While everyone can be infected with HIV, some populations are more vulnerable to the virus than others. These populations include people who inject drugs, sex workers, men who have sex with men, prisoners, women and girls, people with disabilities, transgender, children, and adolescents. For instance, the chances of sex workers to be living with HIV are 12 times higher than that of the general population (“Key affected populations, HIV and AIDS”, 2020). Equally, approximately 14 % of people who inject drugs live with the virus. (“Key affected populations, HIV and AIDS”, 2020) Women account for about 55 % of all adults living with the virus worldwide (Kaiser Family Foundation, 2021). Therefore, these groups should be given special consideration when it comes to fighting HIV.

Although HIV touches every part of the world, it is more prevalent in some regions than others.
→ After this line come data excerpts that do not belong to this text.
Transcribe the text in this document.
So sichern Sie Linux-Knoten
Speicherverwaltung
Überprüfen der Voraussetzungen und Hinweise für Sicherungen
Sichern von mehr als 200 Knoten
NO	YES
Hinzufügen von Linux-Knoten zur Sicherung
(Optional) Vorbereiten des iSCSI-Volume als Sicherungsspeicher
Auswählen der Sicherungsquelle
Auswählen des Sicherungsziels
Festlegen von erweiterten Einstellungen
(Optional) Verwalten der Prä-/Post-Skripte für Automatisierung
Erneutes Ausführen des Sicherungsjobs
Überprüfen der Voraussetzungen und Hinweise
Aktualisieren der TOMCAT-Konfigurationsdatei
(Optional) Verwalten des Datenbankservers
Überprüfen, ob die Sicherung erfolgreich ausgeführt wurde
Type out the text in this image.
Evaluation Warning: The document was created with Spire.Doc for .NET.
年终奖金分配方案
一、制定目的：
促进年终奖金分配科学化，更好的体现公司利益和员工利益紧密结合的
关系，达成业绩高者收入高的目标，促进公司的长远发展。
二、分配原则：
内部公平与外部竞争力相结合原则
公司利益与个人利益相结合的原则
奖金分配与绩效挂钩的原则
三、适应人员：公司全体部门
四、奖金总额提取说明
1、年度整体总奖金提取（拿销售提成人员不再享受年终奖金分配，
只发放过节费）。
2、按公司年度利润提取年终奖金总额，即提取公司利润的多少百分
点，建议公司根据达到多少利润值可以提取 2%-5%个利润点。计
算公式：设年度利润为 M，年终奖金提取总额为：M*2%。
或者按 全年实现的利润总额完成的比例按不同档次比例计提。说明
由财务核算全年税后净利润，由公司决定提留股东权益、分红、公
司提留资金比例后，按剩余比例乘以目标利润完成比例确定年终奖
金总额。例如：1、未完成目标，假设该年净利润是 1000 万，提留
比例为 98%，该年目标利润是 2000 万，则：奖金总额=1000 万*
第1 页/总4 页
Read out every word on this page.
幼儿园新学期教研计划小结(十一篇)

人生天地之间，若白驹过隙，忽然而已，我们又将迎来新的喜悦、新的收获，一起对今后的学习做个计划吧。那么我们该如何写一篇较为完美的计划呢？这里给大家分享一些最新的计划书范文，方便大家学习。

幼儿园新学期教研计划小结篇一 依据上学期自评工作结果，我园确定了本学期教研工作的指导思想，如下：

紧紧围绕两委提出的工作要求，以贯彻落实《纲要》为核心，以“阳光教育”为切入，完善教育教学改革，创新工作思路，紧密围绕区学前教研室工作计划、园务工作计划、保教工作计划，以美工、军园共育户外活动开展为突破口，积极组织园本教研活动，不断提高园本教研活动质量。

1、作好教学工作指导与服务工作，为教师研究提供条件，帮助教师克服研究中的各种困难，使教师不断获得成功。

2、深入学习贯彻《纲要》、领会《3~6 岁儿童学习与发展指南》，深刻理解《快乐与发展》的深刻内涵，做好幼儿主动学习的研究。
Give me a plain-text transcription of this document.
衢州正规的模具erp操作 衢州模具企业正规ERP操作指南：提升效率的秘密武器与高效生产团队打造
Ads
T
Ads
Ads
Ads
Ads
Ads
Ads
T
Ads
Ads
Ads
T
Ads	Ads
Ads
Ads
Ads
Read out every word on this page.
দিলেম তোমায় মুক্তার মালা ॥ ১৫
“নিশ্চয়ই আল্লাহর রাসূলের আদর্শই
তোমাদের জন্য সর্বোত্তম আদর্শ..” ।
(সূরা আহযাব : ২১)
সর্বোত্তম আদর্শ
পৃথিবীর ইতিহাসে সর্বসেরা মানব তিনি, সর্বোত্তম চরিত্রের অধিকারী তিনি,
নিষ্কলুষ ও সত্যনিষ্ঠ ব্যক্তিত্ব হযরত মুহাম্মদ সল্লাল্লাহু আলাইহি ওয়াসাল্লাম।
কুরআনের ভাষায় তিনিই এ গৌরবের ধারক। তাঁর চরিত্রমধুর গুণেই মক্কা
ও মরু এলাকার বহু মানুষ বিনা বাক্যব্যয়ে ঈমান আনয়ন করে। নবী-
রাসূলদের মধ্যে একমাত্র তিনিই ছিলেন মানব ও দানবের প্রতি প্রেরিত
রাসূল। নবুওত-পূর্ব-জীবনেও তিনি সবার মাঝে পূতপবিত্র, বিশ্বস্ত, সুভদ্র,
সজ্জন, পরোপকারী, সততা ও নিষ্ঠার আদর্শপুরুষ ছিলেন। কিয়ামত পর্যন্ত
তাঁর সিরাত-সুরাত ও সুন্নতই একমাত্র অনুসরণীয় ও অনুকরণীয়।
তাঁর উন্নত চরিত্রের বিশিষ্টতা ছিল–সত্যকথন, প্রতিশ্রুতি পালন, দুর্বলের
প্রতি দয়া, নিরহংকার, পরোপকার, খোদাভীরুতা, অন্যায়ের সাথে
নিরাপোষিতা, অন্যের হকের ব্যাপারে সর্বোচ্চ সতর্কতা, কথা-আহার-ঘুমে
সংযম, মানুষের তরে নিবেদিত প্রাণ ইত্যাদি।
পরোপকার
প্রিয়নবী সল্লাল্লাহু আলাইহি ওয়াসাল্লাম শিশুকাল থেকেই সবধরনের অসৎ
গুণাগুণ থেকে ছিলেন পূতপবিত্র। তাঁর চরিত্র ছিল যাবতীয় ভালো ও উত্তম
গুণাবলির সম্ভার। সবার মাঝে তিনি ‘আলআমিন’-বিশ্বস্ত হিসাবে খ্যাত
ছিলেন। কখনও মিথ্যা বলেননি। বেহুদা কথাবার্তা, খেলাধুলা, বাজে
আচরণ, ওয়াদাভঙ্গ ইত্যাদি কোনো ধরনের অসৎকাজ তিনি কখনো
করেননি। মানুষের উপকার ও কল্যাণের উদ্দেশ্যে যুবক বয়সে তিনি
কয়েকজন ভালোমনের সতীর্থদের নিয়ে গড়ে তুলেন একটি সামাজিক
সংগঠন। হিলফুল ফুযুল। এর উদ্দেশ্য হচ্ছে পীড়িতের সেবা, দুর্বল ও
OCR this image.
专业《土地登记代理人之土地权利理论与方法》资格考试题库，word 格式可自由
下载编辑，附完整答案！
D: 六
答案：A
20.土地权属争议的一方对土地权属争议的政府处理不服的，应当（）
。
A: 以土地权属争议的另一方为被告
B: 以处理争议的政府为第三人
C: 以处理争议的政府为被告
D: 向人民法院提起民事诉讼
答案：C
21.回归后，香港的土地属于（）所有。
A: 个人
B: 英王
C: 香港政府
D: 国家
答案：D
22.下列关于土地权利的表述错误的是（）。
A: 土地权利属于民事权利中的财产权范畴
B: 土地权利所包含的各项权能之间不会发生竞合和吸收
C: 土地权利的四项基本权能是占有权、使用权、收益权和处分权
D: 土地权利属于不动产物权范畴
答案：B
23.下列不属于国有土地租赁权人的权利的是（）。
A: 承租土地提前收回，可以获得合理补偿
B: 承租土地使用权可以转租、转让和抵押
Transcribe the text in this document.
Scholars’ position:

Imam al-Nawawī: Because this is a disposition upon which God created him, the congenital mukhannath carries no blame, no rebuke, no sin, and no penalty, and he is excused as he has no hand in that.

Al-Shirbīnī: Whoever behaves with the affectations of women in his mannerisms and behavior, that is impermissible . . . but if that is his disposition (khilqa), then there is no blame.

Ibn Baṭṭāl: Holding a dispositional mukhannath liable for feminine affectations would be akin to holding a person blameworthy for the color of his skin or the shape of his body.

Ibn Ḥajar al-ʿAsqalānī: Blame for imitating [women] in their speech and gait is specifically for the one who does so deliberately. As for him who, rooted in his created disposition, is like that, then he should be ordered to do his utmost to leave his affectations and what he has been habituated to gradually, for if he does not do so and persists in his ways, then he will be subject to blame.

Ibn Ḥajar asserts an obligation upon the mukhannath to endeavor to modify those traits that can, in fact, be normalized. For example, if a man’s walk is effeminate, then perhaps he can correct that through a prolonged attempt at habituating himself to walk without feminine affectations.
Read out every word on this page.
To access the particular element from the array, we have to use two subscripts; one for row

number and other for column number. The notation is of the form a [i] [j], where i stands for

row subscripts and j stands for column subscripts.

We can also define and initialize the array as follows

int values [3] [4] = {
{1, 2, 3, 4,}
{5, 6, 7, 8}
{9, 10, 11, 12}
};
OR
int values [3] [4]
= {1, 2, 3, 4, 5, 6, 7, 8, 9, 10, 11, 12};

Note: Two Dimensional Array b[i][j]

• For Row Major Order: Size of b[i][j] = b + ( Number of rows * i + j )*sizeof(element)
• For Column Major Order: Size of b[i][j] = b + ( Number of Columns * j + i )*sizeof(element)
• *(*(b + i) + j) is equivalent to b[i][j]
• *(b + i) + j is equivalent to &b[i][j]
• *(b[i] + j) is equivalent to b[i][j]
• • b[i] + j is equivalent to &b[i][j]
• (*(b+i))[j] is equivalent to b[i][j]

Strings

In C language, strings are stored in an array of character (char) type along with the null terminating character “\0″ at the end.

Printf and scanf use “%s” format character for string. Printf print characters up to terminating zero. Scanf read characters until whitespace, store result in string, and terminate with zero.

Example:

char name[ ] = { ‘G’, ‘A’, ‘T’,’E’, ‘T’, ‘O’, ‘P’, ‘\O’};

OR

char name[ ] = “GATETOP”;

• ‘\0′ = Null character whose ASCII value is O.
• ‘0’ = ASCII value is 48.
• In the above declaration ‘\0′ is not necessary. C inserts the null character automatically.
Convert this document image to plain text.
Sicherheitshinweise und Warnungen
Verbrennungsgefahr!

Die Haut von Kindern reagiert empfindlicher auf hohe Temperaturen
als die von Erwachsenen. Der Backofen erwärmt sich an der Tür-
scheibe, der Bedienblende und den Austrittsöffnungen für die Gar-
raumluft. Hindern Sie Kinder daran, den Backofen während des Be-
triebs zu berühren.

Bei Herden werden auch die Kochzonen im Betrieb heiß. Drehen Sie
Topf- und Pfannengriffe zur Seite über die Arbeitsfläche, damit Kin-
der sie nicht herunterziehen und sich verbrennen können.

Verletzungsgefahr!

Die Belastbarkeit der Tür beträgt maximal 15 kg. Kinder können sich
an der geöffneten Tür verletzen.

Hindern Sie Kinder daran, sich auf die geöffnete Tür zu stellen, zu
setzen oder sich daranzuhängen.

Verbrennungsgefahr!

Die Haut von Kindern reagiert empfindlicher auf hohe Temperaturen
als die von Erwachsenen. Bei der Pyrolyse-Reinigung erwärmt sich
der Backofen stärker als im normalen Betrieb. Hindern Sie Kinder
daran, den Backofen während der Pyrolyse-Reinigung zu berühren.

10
According to Kaiser Family Foundation (2021), Eastern and Southern African lead with people living with HIV, and the Middle East and North Africa record the lowest number. Eastern and Southern Africa have about 20.7 million, Western and Central Africa 4.9 million, Asia and the Pacific 5.8 million, and Western and Central Europe and North America 2.2 million people are living with HIV. Latin America has approximately 2.1 million people, Eastern Europe and Central Asia with 1.7 million, the Caribbean with 330,000, and the Middle East and North Africa with 240,000 people living with the infection (Kaiser Family Foundation, 2021). The disparities in HIV prevalence worldwide can be associated with social and economic factors such as poverty.

Impacts of HIV Infections

HIV has health, social, and economic impacts on the infected individuals and the community. The infection deteriorates a person’s health since it suppresses the immunity system, increasing risks for other conditions. Social ties weaken due to stigma and discrimination from families and friends. Infected people’s productivity decreases and others lose their jobs, increasing the dependence ratio. Additionally, more resources are directed toward the healthcare sector to manage the disease and other illnesses. As a result, countries are left with fewer resources for accelerating economic growth.

Global Goals and Resources

The sustainable development goals (SDGs) aim at eradicating HIV/AIDS by 2030 to guarantee healthy lives and wellbeing for all populations. Equally, UNAIDS targets to end the HIV epidemic by 2030 by ensuring that 95 % of people living with the virus know their HIV status, are on treatment, and have suppressed the viral load (Kaiser Family Foundation, 2021). The organization estimates that more than $26.2 billion is required every year to meet the global by 2030 (Kaiser Family Foundation, 2021). Indeed, it is possible to end HIV as public health issue when the goals are effectively implemented using the allocated resources.